Expresó que reuniones como la de ayer en Cipolletti «son importantísimas para ir despertando un poco la conciencia, que vaya más allá de los grupos involucrados. Porque si lamentablemente una causa, por noble que sea, queda limitada a los damnificados directos, se va agotando».
Aseguró que no le gusta «cuando se habla de erradicar el flagelo porque ésa es una terminología muy espectacular pero completamente inútil, realmente, lo que hay que hacer es prevenir. Primero creando otra cultura, que tenga que ver con la educación y con salir de los estereotipos que se manejan en los medios masivos, con salir de cuestiones contradictorias, donde se dice una cosa y se hace otra, y sobre todo, parar lo que es la promoción de la violencia».
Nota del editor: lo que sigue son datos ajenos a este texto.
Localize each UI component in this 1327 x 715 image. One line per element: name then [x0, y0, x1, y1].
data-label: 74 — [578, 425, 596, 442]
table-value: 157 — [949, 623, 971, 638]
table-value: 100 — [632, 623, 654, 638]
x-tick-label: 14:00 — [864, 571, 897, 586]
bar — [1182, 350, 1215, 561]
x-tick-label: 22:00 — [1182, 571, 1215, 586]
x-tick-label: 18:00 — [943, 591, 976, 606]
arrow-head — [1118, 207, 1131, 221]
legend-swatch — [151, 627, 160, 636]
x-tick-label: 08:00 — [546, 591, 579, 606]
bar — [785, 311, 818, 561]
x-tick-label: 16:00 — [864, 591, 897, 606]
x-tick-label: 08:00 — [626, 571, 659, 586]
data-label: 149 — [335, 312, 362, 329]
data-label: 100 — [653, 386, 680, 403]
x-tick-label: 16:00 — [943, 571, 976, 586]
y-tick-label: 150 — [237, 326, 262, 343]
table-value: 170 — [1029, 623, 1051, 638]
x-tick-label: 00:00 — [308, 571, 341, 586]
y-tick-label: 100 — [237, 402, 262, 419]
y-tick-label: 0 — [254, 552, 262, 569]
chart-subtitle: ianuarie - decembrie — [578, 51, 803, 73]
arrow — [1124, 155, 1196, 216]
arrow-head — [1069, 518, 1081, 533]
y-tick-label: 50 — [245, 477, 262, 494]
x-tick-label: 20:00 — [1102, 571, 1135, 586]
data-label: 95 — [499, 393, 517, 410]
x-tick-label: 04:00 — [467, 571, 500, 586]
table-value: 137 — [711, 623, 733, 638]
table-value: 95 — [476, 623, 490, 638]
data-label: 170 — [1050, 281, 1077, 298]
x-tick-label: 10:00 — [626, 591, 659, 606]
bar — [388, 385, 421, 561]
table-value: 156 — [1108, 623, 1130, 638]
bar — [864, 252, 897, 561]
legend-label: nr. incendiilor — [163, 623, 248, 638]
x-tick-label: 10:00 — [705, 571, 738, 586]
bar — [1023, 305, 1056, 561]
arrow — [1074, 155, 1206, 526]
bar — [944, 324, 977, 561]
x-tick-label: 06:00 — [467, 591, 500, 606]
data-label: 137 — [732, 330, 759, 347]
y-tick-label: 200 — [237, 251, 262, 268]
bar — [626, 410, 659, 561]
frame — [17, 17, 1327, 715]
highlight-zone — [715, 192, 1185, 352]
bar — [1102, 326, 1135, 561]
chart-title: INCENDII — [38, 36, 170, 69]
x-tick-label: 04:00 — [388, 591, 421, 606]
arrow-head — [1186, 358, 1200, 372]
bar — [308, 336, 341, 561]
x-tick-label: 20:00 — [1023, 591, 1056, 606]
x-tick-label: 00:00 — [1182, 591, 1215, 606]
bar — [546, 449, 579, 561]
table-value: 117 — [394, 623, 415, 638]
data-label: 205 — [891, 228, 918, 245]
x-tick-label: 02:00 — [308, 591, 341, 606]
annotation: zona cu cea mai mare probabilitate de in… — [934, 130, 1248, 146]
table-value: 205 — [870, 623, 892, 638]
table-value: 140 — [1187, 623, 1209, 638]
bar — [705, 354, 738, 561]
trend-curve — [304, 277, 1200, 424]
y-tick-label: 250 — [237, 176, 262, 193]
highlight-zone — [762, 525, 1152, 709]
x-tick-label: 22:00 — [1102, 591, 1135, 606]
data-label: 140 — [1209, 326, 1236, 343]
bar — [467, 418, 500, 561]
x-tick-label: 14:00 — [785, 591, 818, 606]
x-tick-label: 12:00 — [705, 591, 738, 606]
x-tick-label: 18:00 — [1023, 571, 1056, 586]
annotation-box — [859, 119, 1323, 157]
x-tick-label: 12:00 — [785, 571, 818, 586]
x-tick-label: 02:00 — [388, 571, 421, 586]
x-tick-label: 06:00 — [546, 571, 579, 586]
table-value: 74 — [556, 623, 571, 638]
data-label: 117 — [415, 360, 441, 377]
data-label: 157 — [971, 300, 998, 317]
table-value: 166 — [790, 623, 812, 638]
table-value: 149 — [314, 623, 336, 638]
Indicó que junto a grupos que «tratan de evitar la violencia, hay muchísimos grupos, algunos institucionalizados, que hacen gala de la violencia. Por ejemplo, en mi opinión, que no se pueda discutir seriamente sobre educación sexual o sobre el tema del aborto, es una forma de violencia. Porque las mujeres que se hacen abortos y mueren por abortos, son violentadas por un sistema que ni siquiera les permite políticas sanas de anticoncepción. Formas de violencia hay muchas, además de la violencia familiar, está la violencia institucional y a veces la violencia estatal es mucho más dañina».